ExxonMobil Corp. abruptly closed its service station in Fallston yesterday under mounting pressure from residents, who blame seepage from the station for the contamination of their drinking water.

ExxonMobil said the move was a "business decision" based on the profitability of the station at Routes 152 and 165 west of Bel Air in Harford County. Business sagged recently because of nearby roadwork and publicity about the contamination, the company said.

"When we looked at the decline in business, the rationale for keeping it open was not there," Jim McDonald, ExxonMobil's dealer sales manager, said in a statement.

The station's closing is the latest development in what is believed to be the biggest incidence of well contamination in state history, with more than 225 residential wells containing traces of methyl tertiary butyl ether, or MTBE. The chemical, added to gasoline to make it burn more cleanly, has been linked to cancer in laboratory animals, though its toxicity to humans at low levels has never been determined.

The contamination has spawned two class action lawsuits and state legislation dealing with MTBE detection and public notification of contamination. The Maryland Department of the Environment, which is investigating the contamination in Fallston, said the closing of the station will not influence whether ExxonMobil is deemed responsible for a cleanup.

McDonald said the company reached a deal with operator-dealer Rick Hicks, who could not be reached for comment.

Upper Crossroads residents claimed a small victory.

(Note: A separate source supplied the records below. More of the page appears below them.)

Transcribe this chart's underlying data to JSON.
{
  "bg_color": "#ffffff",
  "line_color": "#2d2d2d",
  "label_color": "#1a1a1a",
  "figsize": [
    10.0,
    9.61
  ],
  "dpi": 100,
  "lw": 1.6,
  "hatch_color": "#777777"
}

"It was our perception that every gallon we pumped in our gas tanks up there put our drinking water at risk," said Tom Lusardi, one of many residents who refused to buy gasoline at the station.

"We've taken out the cause and the root of the problem," resident Gene Ratych added. "We're still left with a massive contamination."

Of the contaminated wells in Fallston, 11 had concentrations of MTBE above the state's "action" level, ExxonMobil said.

The company has acknowledged responsibility for up to half of the contaminated wells, but it says it needs to do more tests to determine the extent of its culpability. Its initial report on the contamination is under review by the Maryland Department of the Environment, which oversees chemical cleanups.

The environmental department said it had no role in ExxonMobil's decision to close the station. "MDE did not -- I repeat, did not -- order a closure," said department spokesman Richard McIntire. "They still are acting as a responsible party and have been very co- operative throughout this process."

The agency will hold a meeting Monday in Fallston. ExxonMobil will present its report to residents.

The company pledged to continue working with the state on a cleanup plan.

Closing the station "is something we had asked for in our original lawsuit," said Scott Shellenberger, an attorney with the firm of Peter G. Angelos, which filed one of the lawsuits. Both suits are pending in U.S. District Court in Baltimore.

"The fact that they're ripping the tanks out certainly speaks volumes about who's responsible for the MTBE leak in Fallston," Shellenberger said.

ExxonMobil maintains the decision to close the station has nothing to do with the lawsuits.

Jim White, a gas company consultant in California who has no ties to ExxonMobil, said the decision to close the station probably had nothing to do with the lawsuits.

"The closure of a station is nine times out of 10 because of economic reasons," said White, who has followed reports of the MTBE contamination in Fallston. "I just can't find any reason to question ExxonMobil's motives."

Yesterday, a crew began taking down the station's sign and removing Exxon logos. Exxon eventually will demolish the building and remove all equipment, including underground tanks and lines.

The company has no plans for the 1.43-acre site, ExxonMobil spokeswoman Betsy Eaton said. ExxonMobil bought the property in 1986 for $325,000, property records show.

McIntire said the future owner would be granted liability protections if ExxonMobil enrolls the site in the state's voluntary cleanup program.